Если бы ты знал, старик, думает Иржи. Если бы ты знал…
Его до глубины души поразило, что Тойво не злился на девчонку, по милости которой он провел десять лет в болотах и еще четыре года в изгнании. Хуже того — он полюбил ее.
«Наверное, я всегда ее любил, с первого взгляда на том острове, когда понял, что должен защитить ее во что бы то ни стало», — написал он Иржи в приглашении на свадьбу.
Ту, что сломала ему жизнь — и она же собрала ее обратно.
Зато Иржи всегда ее ненавидел.
Глупую, бестолковую, легкомысленную причину краха всей жизни их семьи.

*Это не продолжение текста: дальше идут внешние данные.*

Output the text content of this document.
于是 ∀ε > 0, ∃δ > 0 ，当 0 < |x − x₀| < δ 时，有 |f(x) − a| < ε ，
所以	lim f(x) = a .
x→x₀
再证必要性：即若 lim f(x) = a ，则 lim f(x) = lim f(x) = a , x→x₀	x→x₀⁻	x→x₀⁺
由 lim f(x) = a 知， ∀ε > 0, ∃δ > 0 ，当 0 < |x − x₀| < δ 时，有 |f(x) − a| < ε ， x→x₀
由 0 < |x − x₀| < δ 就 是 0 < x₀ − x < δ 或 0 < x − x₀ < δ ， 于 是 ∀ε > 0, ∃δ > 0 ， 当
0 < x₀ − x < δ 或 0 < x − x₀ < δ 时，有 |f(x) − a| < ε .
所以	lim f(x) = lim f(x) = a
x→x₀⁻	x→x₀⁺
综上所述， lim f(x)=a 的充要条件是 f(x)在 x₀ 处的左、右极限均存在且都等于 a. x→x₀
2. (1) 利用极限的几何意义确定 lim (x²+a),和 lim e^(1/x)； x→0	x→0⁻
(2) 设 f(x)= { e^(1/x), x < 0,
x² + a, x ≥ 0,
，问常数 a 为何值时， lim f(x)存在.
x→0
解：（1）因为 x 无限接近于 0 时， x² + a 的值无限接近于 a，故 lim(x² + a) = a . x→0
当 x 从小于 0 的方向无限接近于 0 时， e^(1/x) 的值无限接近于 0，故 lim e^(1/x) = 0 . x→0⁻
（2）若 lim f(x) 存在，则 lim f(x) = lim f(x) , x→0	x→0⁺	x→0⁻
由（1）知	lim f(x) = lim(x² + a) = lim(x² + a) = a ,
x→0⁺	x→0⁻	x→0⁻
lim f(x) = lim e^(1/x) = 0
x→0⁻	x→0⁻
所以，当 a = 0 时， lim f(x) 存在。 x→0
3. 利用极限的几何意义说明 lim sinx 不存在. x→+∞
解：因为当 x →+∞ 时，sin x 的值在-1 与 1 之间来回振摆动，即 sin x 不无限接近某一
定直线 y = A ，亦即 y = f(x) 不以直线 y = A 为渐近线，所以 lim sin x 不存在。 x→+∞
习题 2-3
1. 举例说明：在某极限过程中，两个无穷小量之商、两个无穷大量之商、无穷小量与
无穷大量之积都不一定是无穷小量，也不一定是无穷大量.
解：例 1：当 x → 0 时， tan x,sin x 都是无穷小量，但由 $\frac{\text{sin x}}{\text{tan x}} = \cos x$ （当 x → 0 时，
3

Почему же с первого момента, как ее нога ступила на темные камни двора крепости, он не может думать ни о чем другом, кроме вкуса ее губ, кроме касаний ее рук, кроме ее взгляда? Восхищенного и испуганного взгляда прозрачных глаз, преследующего его даже в снах.
Глава 24
Иржи взмывает по ступенькам на стену, чувствуя, как скрипят кости и ноют мышцы, только вчера страдавшие от запредельных нагрузок. Но его телу не привыкать — никогда он не жалел себя. Да и теперь знает, что еще дня три будут жечь порванные волокна мышц, а потом все снова станет нормально. Даже лучше, чем было. Возможно, в старости ему придется за это расплачиваться, но Иржи надеется не дожить.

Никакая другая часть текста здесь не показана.